Searching for CRISPR PAM Sites
There is a new feature accessed by the Analyze | CRISPR PAM sites... menu item that will scan Nucleic Acid sequences for Protospacer Adjacent Motifs associated with the CRISPR Cas9 and related enzymes cleavage and modification functions. By default, MacVector uses a file called Protospacer Adjacent Motifs.pam that is located in the /Applications/MacVector/Subsequences/ folder. It contains most of the current Dec 2020) characterized Cas9-like enzymes, but you can always open the file and add your own. While MacVector does not currently search genomes for potential off-target sites, this is still a very useful function to alert you to potential CRISPR target sites. The output is a mix between the current Restriction Enzyme and Nucleic Acid Subsequence searches, so you can easily see and copy the guide sequences. You can also have MacVector automatically scan for CRISPR PAM sites whenever you open a DNA sequence file - control this using the MacVector | Preferences | Scan DNA pane.
The results are shown in the Map tab, and you can zoom in to see the actual sequence of the hits with the guide sequence shown in lower case and the PAM sequence in upper case;
Support for Additional File Formats
You can now import SnapGene .dna files, complete with feature colors, like this plasmid downloaded from the AddGene website;
Or .spf Assembly Project files from Sequencher;
In addition, you can now import .xdna files from Serial Cloner, which is an extended version of the old DNAStrider format.
Enhancements to Outlining Shared Domains in Aligned Sequences
First added in MacVector 17.5, this functionality has been significantly enhanced to expose additional Feature-related functionality in Multiple Sequence Alignment documents. There is a new Features tab in the protein multiple sequence alignment window where you can view, edit, create and/or delete features in each of the aligned sequences.

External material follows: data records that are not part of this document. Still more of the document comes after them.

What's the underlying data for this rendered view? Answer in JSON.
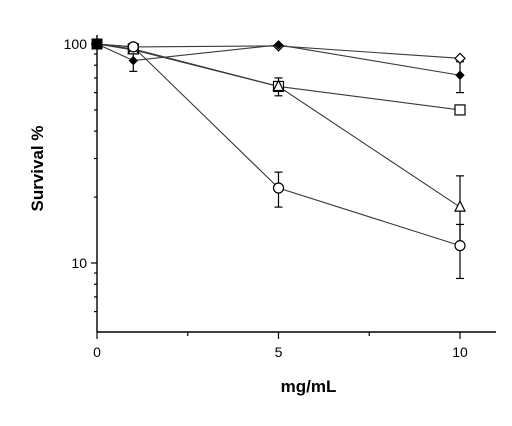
{
  "chart_data": {
    "type": "line",
    "xlabel": "mg/mL",
    "ylabel": "Survival %",
    "x_ticks": [
      "0",
      "5",
      "10"
    ],
    "y_ticks": [
      "10",
      "100"
    ],
    "xlim": [
      0,
      10.5
    ],
    "ylim": [
      5,
      115
    ],
    "y_scale": "log",
    "grid": false,
    "series": [
      {
        "marker": "open-diamond",
        "x": [
          0,
          1,
          5,
          10
        ],
        "y": [
          100,
          97,
          98,
          86
        ],
        "yerr_low": [
          null,
          null,
          null,
          null
        ],
        "yerr_high": [
          null,
          null,
          null,
          null
        ]
      },
      {
        "marker": "filled-diamond",
        "x": [
          0,
          1,
          5,
          10
        ],
        "y": [
          100,
          84,
          99,
          72
        ],
        "yerr_low": [
          null,
          75,
          null,
          60
        ],
        "yerr_high": [
          null,
          93,
          null,
          83
        ]
      },
      {
        "marker": "open-square",
        "x": [
          0,
          1,
          5,
          10
        ],
        "y": [
          100,
          95,
          64,
          50
        ],
        "yerr_low": [
          null,
          null,
          58,
          null
        ],
        "yerr_high": [
          null,
          null,
          70,
          null
        ]
      },
      {
        "marker": "open-triangle",
        "x": [
          0,
          1,
          5,
          10
        ],
        "y": [
          100,
          94,
          64,
          18
        ],
        "yerr_low": [
          null,
          null,
          null,
          12
        ],
        "yerr_high": [
          null,
          null,
          null,
          25
        ]
      },
      {
        "marker": "open-circle",
        "x": [
          0,
          1,
          5,
          10
        ],
        "y": [
          100,
          97,
          22,
          12
        ],
        "yerr_low": [
          null,
          null,
          18,
          8.5
        ],
        "yerr_high": [
          null,
          null,
          26,
          15
        ]
      }
    ]
  }
}
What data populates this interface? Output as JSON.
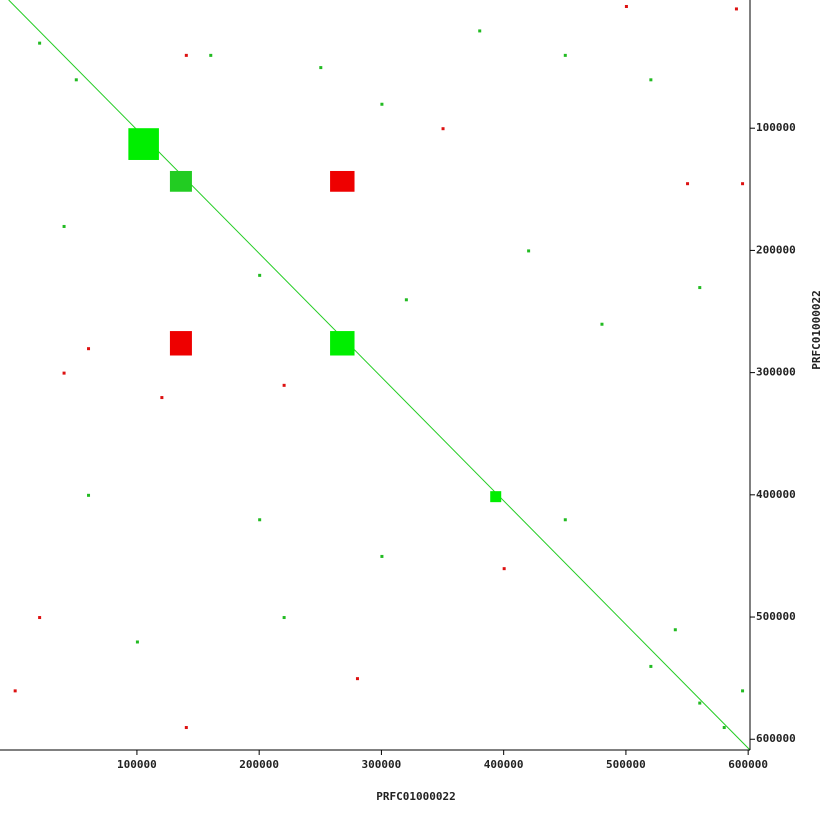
{
  "chart_data": {
    "type": "dotplot",
    "xlabel": "PRFC01000022",
    "ylabel": "PRFC01000022",
    "xlim": [
      -12000,
      601500
    ],
    "ylim": [
      -4900,
      608800
    ],
    "xticks": [
      100000,
      200000,
      300000,
      400000,
      500000,
      600000
    ],
    "yticks": [
      100000,
      200000,
      300000,
      400000,
      500000,
      600000
    ],
    "y_inverted": true,
    "lines": [
      {
        "color": "#22cc22",
        "x": [
          -4900,
          601500
        ],
        "y": [
          -4900,
          608800
        ]
      }
    ],
    "blocks": [
      {
        "color": "#00ee00",
        "x": [
          93000,
          118000
        ],
        "y": [
          100000,
          126000
        ]
      },
      {
        "color": "#22cc22",
        "x": [
          127000,
          145000
        ],
        "y": [
          135000,
          152000
        ]
      },
      {
        "color": "#ee0000",
        "x": [
          258000,
          278000
        ],
        "y": [
          135000,
          152000
        ]
      },
      {
        "color": "#ee0000",
        "x": [
          127000,
          145000
        ],
        "y": [
          266000,
          286000
        ]
      },
      {
        "color": "#00ee00",
        "x": [
          258000,
          278000
        ],
        "y": [
          266000,
          286000
        ]
      },
      {
        "color": "#00ee00",
        "x": [
          389000,
          398000
        ],
        "y": [
          397000,
          406000
        ]
      }
    ],
    "series": [
      {
        "color": "#22bb22",
        "x": [
          20000,
          50000,
          160000,
          250000,
          300000,
          380000,
          450000,
          520000,
          40000,
          200000,
          320000,
          420000,
          480000,
          560000,
          60000,
          200000,
          300000,
          450000,
          100000,
          220000,
          520000,
          560000,
          580000,
          540000,
          595000
        ],
        "values": [
          30000,
          60000,
          40000,
          50000,
          80000,
          20000,
          40000,
          60000,
          180000,
          220000,
          240000,
          200000,
          260000,
          230000,
          400000,
          420000,
          450000,
          420000,
          520000,
          500000,
          540000,
          570000,
          590000,
          510000,
          560000
        ]
      },
      {
        "color": "#dd1111",
        "x": [
          500000,
          590000,
          40000,
          120000,
          220000,
          60000,
          20000,
          0,
          280000,
          140000,
          400000,
          550000,
          595000,
          140000,
          350000
        ],
        "values": [
          0,
          2000,
          300000,
          320000,
          310000,
          280000,
          500000,
          560000,
          550000,
          590000,
          460000,
          145000,
          145000,
          40000,
          100000
        ]
      }
    ]
  }
}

When the Editor or Picture tabs are active, a new floating Graphics Palette is displayed (similar in concept to the Graphics Palette for the single sequence Map tab), allowing you to turn features on and off permitting greater control over how shared domains are displayed and outlined.
Trim by Quality
Both the Align to Reference and Assembly Project windows now let you trim reads based on quality. The reads (typically Sanger sequencing reads in ABI or SCF format) should not be aligned prior to running the algorithm. A typical workflow might thus be to add .ab1 or .scf files to a project, optionally base call with phred, if needed, then Trim by Quality prior to aligning or assembling.
There have been a large number of minor enhancements to smooth out workflows and improve compatibility with the macOS and other applications. Some, such as reworking code behind the scenes to replace deprecated Apple functions and refactoring code for better stability and performance, help ensure that MacVector will continue to work on upcoming releases of macOS and take advantage of improved hardware. In particular, MacVector 18 now includes embeded versions of Python and Perl as recommended by Apple to future-proof the application against changes to the macOS.